Interpretation of the intermediate layer

We are migrating from a SQL Server database project to dbt, and are in the process of establishing naming conventions and folder structure for our new dbt project.

We have read the best practice guidelines for project structure, and we have some doubts about how to think of the intermediate layer:

  • Is the intermediate layer meant for reusable building blocks across data pipelines?
  • Or just for technical steps which are not useful outside of the specific context where they were implemented?

Or is it aiming to be both?

We have a very clear use case for the second interpretation, as we are migrating from stored procedures which sometimes contain many temp tables. These have been implemented as temp tables and not CTEs for performance reasons, so intermediate models materialized as tables is perfect: The “int_” prefix to the name will place them somewhere else in the database, so they do not end up cluttering the area reserved for marts. (We are aiming to use only one database schema.)

More generally, it seems useful to define certain models as intermediate in order to communicate to end users that these have a different “contract” than marts:

  • It is not meant for reuse
  • It might not be stable and can change without notice

And, of course, to keep the database tidy.

However, this (saying that intermediate models are not meant for reuse) seems to be in conflict with the first interpretation above.


So, we know that we want some form of intermediate layer. The question is how much we should put in intermediate, versus in marts. One way of reading the best practice guidelines, is to say that all models that represent intermediate steps, i.e. which are not the end result of a data pipeline, should be in the intermediate layer. This is in line with the first interpretation above.

I have some problems with this way of using the intermediate layer. Here is some context before my reasoning:

  • The only end users who have read access to our database, are developers from other teams.
  • We often build data pipelines where the end result is an aggregated dataset to be used in a PBI report, but the unaggregated datasets we build along the way may be useful sources for these developers.
  • We do not always know which datasets will be useful for others, but it is a business strategy that our team should build more data products for consumption by other teams in the future.

Defining a model as intermediate must serve some purpose. For the temp table use case I described above, the advantage is clear; we do not even want the other teams to have to look at them.

However, if we define all of our middle steps as intermediate models, we would end up including datasets which might be useful for consumption by other teams. I can’t see how it would benefit them that the models they might want to use are defined as intermediates. It seems more appropriate to treat such models as explicit data products (i.e. place them in marts).

Furthermore, if we want to reuse a model in more than one of the data pipelines in our dbt project, this suggests that the model may also be useful for other teams.

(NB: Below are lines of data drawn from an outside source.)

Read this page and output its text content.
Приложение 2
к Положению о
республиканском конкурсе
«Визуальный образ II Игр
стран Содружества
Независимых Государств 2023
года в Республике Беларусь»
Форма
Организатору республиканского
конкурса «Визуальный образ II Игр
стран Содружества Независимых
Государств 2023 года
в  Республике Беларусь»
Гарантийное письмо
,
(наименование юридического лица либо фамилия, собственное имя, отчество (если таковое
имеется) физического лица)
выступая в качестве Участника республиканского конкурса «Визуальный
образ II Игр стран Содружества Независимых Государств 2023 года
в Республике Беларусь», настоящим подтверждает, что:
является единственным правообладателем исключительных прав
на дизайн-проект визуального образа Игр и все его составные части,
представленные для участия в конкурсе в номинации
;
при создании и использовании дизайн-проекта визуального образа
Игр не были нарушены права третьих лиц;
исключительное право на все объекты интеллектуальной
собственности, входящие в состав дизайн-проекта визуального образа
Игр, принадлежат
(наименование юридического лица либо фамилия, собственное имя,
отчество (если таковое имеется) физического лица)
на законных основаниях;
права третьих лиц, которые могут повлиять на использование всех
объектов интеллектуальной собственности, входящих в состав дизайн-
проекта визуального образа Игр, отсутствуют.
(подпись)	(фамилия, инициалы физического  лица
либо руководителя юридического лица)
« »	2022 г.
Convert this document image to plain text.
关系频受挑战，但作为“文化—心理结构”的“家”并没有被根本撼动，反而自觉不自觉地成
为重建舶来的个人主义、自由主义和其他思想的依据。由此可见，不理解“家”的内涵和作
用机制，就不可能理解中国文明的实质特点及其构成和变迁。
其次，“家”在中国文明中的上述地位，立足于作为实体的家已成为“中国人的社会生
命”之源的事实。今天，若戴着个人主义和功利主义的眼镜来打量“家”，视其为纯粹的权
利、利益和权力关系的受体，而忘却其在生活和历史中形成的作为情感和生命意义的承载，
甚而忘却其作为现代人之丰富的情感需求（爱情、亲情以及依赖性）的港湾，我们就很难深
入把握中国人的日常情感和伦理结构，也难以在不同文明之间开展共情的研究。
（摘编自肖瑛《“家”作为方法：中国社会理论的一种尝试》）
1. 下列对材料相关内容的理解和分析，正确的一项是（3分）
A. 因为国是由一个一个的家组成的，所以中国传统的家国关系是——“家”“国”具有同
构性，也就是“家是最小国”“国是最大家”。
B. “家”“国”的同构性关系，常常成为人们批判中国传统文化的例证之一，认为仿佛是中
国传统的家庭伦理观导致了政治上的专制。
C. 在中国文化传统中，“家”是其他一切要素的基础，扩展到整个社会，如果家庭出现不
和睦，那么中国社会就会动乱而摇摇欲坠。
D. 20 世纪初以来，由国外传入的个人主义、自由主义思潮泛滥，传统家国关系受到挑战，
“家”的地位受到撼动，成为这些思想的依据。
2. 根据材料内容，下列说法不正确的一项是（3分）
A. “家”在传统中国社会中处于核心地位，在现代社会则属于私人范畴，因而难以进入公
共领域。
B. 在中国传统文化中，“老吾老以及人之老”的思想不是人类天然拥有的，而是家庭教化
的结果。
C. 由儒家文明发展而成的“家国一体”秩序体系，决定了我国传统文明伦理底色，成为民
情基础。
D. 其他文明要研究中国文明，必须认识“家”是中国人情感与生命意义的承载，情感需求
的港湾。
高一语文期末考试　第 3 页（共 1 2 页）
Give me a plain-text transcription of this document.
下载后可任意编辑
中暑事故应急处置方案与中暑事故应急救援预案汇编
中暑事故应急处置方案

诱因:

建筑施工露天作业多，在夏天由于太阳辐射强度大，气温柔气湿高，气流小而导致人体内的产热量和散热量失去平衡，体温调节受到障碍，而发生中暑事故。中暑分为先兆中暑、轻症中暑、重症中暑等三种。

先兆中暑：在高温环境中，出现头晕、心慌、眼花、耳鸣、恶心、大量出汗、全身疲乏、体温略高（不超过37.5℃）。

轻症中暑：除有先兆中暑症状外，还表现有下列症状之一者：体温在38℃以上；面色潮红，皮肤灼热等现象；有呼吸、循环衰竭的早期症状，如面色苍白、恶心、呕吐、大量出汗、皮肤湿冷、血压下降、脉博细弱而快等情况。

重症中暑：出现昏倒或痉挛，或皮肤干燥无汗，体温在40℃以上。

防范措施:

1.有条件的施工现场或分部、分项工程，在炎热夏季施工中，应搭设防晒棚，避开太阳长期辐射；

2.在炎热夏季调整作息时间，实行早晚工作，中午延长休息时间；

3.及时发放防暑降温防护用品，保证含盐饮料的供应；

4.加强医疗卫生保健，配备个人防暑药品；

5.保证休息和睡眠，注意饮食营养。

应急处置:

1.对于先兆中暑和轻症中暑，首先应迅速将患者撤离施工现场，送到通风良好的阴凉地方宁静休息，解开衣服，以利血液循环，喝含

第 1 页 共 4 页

This argues that models that are reused across our data pipelines should always be defined as marts.


Based on this, we are currently considering the following definition:

  • Intermediate: models that exist only to make a specific transformation work
  • Marts: models that represent a meaningful dataset with potential value for reuse

We would still allow intermediate models to be reused within the same pipeline, but as soon as we want to reuse it somewhere else, we would promote it to marts. Our rule of thumb would be: “When in doubt, put it in marts.”

Does this interpretation make sense, or are we missing an important aspect of how intermediate models are intended to be used?

In particular:

  • Is it a mistake to avoid using the intermediate layer for reusable building blocks?
  • How do others draw the line between “internal step” and “dataset”?

Would especially appreciate input from teams where the main consumers are other developers rather than business users.